Coming up as a young girl, Prescod took care of her grandparents, ensuring her grandfather was always well shaved. That was when she developed her undying love and appreciation for the old folks who contributed to building the society she was raised in.
At the age of 12, she knew she would either own her own nursing home or work at one. This WEDNESDAY WOMAN is living that promise today, taking her job as a caregiver for the elderly very seriously.
“I love being with the old people. My joy is just being with them, taking care of them and being there for them,” she said.
According to Prescod, a mother of one, it’s a blessing and honour to carry out her duties.
“I come in on mornings and make sure my patients are okay. I check and see how they spent their night. Oh man, it is so great interacting with them. It is marvellous. Everybody always got their own little story to tell you about their days in the past.

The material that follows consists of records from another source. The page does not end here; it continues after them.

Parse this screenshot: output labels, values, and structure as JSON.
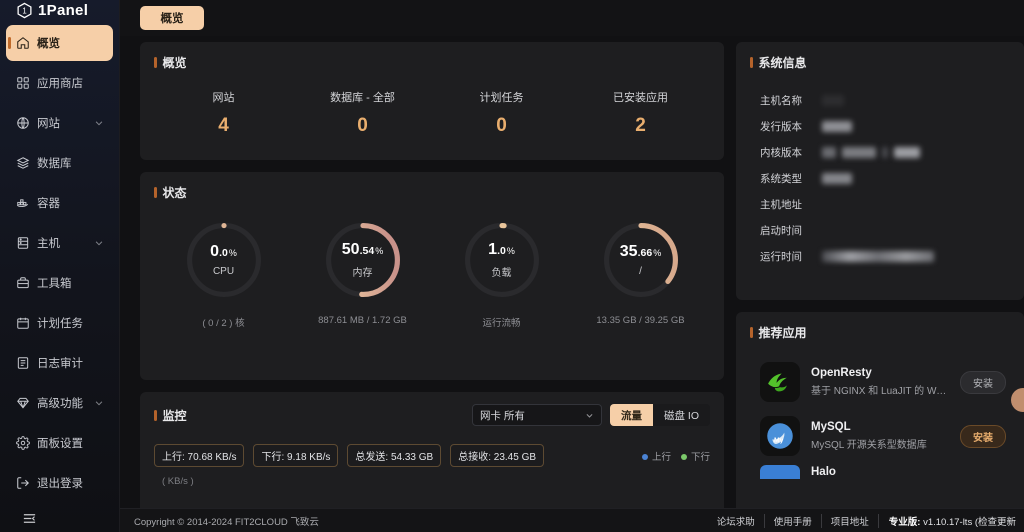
{
  "brand": {
    "name": "1Panel",
    "logo_icon": "hexagon-one-icon"
  },
  "sidebar": {
    "items": [
      {
        "label": "概览",
        "icon": "home-icon",
        "active": true,
        "expandable": false
      },
      {
        "label": "应用商店",
        "icon": "apps-grid-icon",
        "active": false,
        "expandable": false
      },
      {
        "label": "网站",
        "icon": "globe-icon",
        "active": false,
        "expandable": true
      },
      {
        "label": "数据库",
        "icon": "database-icon",
        "active": false,
        "expandable": false
      },
      {
        "label": "容器",
        "icon": "container-docker-icon",
        "active": false,
        "expandable": false
      },
      {
        "label": "主机",
        "icon": "server-icon",
        "active": false,
        "expandable": true
      },
      {
        "label": "工具箱",
        "icon": "toolbox-icon",
        "active": false,
        "expandable": false
      },
      {
        "label": "计划任务",
        "icon": "calendar-icon",
        "active": false,
        "expandable": false
      },
      {
        "label": "日志审计",
        "icon": "list-document-icon",
        "active": false,
        "expandable": false
      },
      {
        "label": "高级功能",
        "icon": "diamond-icon",
        "active": false,
        "expandable": true
      },
      {
        "label": "面板设置",
        "icon": "gear-icon",
        "active": false,
        "expandable": false
      },
      {
        "label": "退出登录",
        "icon": "logout-icon",
        "active": false,
        "expandable": false
      }
    ],
    "collapse_icon": "collapse-menu-icon"
  },
  "tabs": [
    {
      "label": "概览",
      "active": true
    }
  ],
  "overview": {
    "title": "概览",
    "stats": [
      {
        "label": "网站",
        "value": "4"
      },
      {
        "label": "数据库 - 全部",
        "value": "0"
      },
      {
        "label": "计划任务",
        "value": "0"
      },
      {
        "label": "已安装应用",
        "value": "2"
      }
    ]
  },
  "status": {
    "title": "状态",
    "gauges": [
      {
        "name": "CPU",
        "int": "0",
        "dec": ".0",
        "sym": "%",
        "percent": 0,
        "sub": "( 0 / 2 ) 核"
      },
      {
        "name": "内存",
        "int": "50",
        "dec": ".54",
        "sym": "%",
        "percent": 50.54,
        "sub": "887.61 MB / 1.72 GB"
      },
      {
        "name": "负载",
        "int": "1",
        "dec": ".0",
        "sym": "%",
        "percent": 1,
        "sub": "运行流畅"
      },
      {
        "name": "/",
        "int": "35",
        "dec": ".66",
        "sym": "%",
        "percent": 35.66,
        "sub": "13.35 GB / 39.25 GB"
      }
    ]
  },
  "monitor": {
    "title": "监控",
    "select_value": "网卡 所有",
    "segments": [
      {
        "label": "流量",
        "active": true
      },
      {
        "label": "磁盘 IO",
        "active": false
      }
    ],
    "chips": [
      "上行: 70.68 KB/s",
      "下行: 9.18 KB/s",
      "总发送: 54.33 GB",
      "总接收: 23.45 GB"
    ],
    "legend": [
      {
        "label": "上行",
        "color": "#4b83d4"
      },
      {
        "label": "下行",
        "color": "#7bc96a"
      }
    ],
    "unit": "( KB/s )"
  },
  "system_info": {
    "title": "系统信息",
    "rows": [
      {
        "key": "主机名称",
        "redacted": []
      },
      {
        "key": "发行版本",
        "redacted": [
          46
        ]
      },
      {
        "key": "内核版本",
        "redacted": [
          22,
          90,
          8,
          52
        ]
      },
      {
        "key": "系统类型",
        "redacted": [
          46
        ]
      },
      {
        "key": "主机地址",
        "redacted": []
      },
      {
        "key": "启动时间",
        "redacted": []
      },
      {
        "key": "运行时间",
        "redacted": [
          120
        ]
      }
    ]
  },
  "recommend": {
    "title": "推荐应用",
    "apps": [
      {
        "name": "OpenResty",
        "desc": "基于 NGINX 和 LuaJIT 的 Web 平台",
        "button": "安装",
        "hot": false,
        "icon": "openresty-logo-icon"
      },
      {
        "name": "MySQL",
        "desc": "MySQL 开源关系型数据库",
        "button": "安装",
        "hot": true,
        "icon": "mysql-dolphin-icon"
      },
      {
        "name": "Halo",
        "desc": "",
        "button": "",
        "hot": false,
        "icon": "halo-logo-icon"
      }
    ]
  },
  "footer": {
    "copyright": "Copyright © 2014-2024 FIT2CLOUD 飞致云",
    "links": [
      "论坛求助",
      "使用手册",
      "项目地址"
    ],
    "edition_label": "专业版:",
    "version": "v1.10.17-lts (检查更新"
  },
  "colors": {
    "accent": "#f6cfa8",
    "accent_text": "#e9ae6e",
    "gauge_start": "#f0cfa0",
    "gauge_end": "#cf9b8a",
    "card_bg": "#1e1e20",
    "page_bg": "#111113"
  }
}
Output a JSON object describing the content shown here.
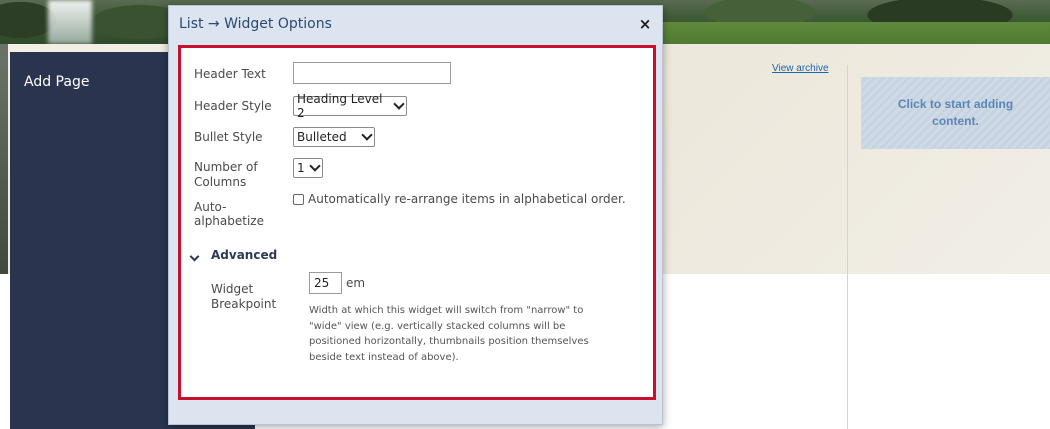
{
  "page": {
    "sidebar_title": "Add Page",
    "view_archive": "View archive",
    "add_content": "Click to start adding content."
  },
  "modal": {
    "title": "List → Widget Options",
    "close_symbol": "×",
    "fields": {
      "header_text": {
        "label": "Header Text",
        "value": ""
      },
      "header_style": {
        "label": "Header Style",
        "value": "Heading Level 2"
      },
      "bullet_style": {
        "label": "Bullet Style",
        "value": "Bulleted"
      },
      "columns": {
        "label_line1": "Number of",
        "label_line2": "Columns",
        "value": "1"
      },
      "auto_alpha": {
        "label_line1": "Auto-",
        "label_line2": "alphabetize",
        "checkbox_label": "Automatically re-arrange items in alphabetical order.",
        "checked": false
      }
    },
    "advanced": {
      "label": "Advanced",
      "breakpoint": {
        "label_line1": "Widget",
        "label_line2": "Breakpoint",
        "value": "25",
        "unit": "em",
        "help_lines": [
          "Width at which this widget will switch from \"narrow\" to",
          "\"wide\" view (e.g. vertically stacked columns will be",
          "positioned horizontally, thumbnails position themselves",
          "beside text instead of above)."
        ]
      }
    }
  },
  "colors": {
    "modal_border_accent": "#c8102e",
    "sidebar_bg": "#2b344e",
    "modal_bg": "#dbe4ef",
    "link": "#2266aa"
  }
}
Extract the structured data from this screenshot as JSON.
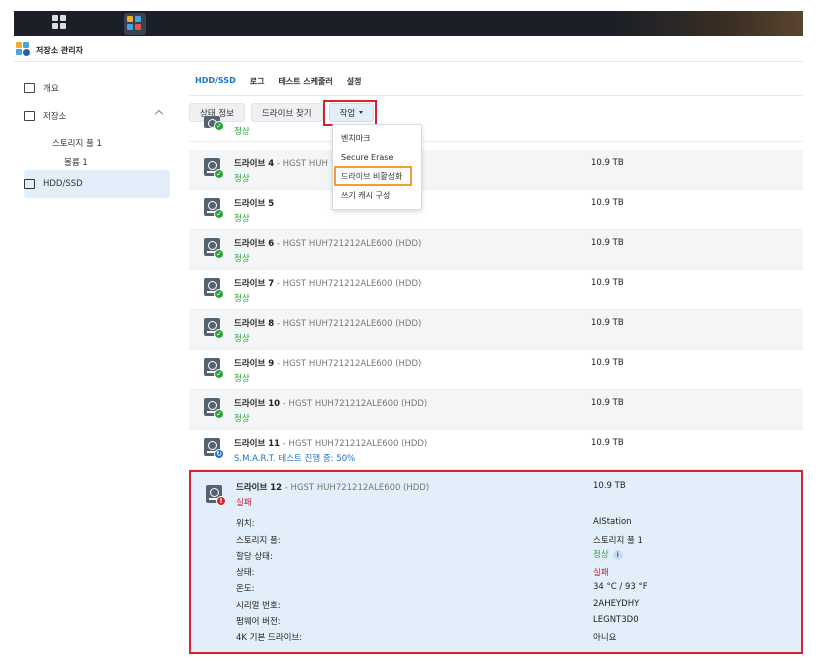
{
  "app": {
    "title": "저장소 관리자"
  },
  "sidebar": {
    "items": [
      {
        "label": "개요"
      },
      {
        "label": "저장소"
      },
      {
        "label": "HDD/SSD"
      }
    ],
    "sub": {
      "pool": "스토리지 풀 1",
      "volume": "볼륨 1"
    }
  },
  "tabs": [
    {
      "label": "HDD/SSD"
    },
    {
      "label": "로그"
    },
    {
      "label": "테스트 스케줄러"
    },
    {
      "label": "설정"
    }
  ],
  "toolbar": {
    "status_info": "상태 정보",
    "find_drive": "드라이브 찾기",
    "action": "작업"
  },
  "dropdown": [
    {
      "label": "벤치마크"
    },
    {
      "label": "Secure Erase"
    },
    {
      "label": "드라이브 비활성화"
    },
    {
      "label": "쓰기 캐시 구성"
    }
  ],
  "drives": [
    {
      "name": "",
      "model": "",
      "status": "정상",
      "size": ""
    },
    {
      "name": "드라이브 4",
      "model": " - HGST HUH",
      "status": "정상",
      "size": "10.9 TB"
    },
    {
      "name": "드라이브 5",
      "model": "",
      "status": "정상",
      "size": "10.9 TB"
    },
    {
      "name": "드라이브 6",
      "model": " - HGST HUH721212ALE600 (HDD)",
      "status": "정상",
      "size": "10.9 TB"
    },
    {
      "name": "드라이브 7",
      "model": " - HGST HUH721212ALE600 (HDD)",
      "status": "정상",
      "size": "10.9 TB"
    },
    {
      "name": "드라이브 8",
      "model": " - HGST HUH721212ALE600 (HDD)",
      "status": "정상",
      "size": "10.9 TB"
    },
    {
      "name": "드라이브 9",
      "model": " - HGST HUH721212ALE600 (HDD)",
      "status": "정상",
      "size": "10.9 TB"
    },
    {
      "name": "드라이브 10",
      "model": " - HGST HUH721212ALE600 (HDD)",
      "status": "정상",
      "size": "10.9 TB"
    },
    {
      "name": "드라이브 11",
      "model": " - HGST HUH721212ALE600 (HDD)",
      "status": "S.M.A.R.T. 테스트 진행 중: 50%",
      "size": "10.9 TB"
    }
  ],
  "selected_drive": {
    "name": "드라이브 12",
    "model": " - HGST HUH721212ALE600 (HDD)",
    "status": "실패",
    "size": "10.9 TB",
    "details": [
      {
        "label": "위치:",
        "value": "AIStation"
      },
      {
        "label": "스토리지 풀:",
        "value": "스토리지 풀 1"
      },
      {
        "label": "할당 상태:",
        "value": "정상"
      },
      {
        "label": "상태:",
        "value": "실패"
      },
      {
        "label": "온도:",
        "value": "34 °C / 93 °F"
      },
      {
        "label": "시리얼 번호:",
        "value": "2AHEYDHY"
      },
      {
        "label": "펌웨어 버전:",
        "value": "LEGNT3D0"
      },
      {
        "label": "4K 기본 드라이브:",
        "value": "아니요"
      }
    ]
  },
  "colors": {
    "accent": "#1a73c8",
    "ok": "#27a33a",
    "fail": "#d6232d",
    "highlight_red": "#d6232d",
    "highlight_orange": "#f0a030"
  }
}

“They want to tell you what they did when they were young. I go the extra mile every day I am at work. I make sure everybody gets that extra care they need to be happy. I make jokes with them. Laugh with them . . .,” she said.
Sometimes she receives a tongue-lashing from some of her charges, but expecting this as a natural process as they grow older, the caregiver never responds in kind.
“And some of them have a sharp mouth, but I don’t let that bother me because I know that’s them getting old and that is how they are because the older they get, their body changes.
“Everybody got their own challenges and their own sicknesses but you have to be there for them and support them.”
If not for the elderly, “we wouldn’t be here today,” Prescod said. So if you are not ready to show unconditional love to the elderly, being a caregiver is not a task she would challenge you to take.
“Everyone of these old people in here respects me because I respect them and we have a wonderful relationship. They are my old people and I love them very much,” said the Christian woman.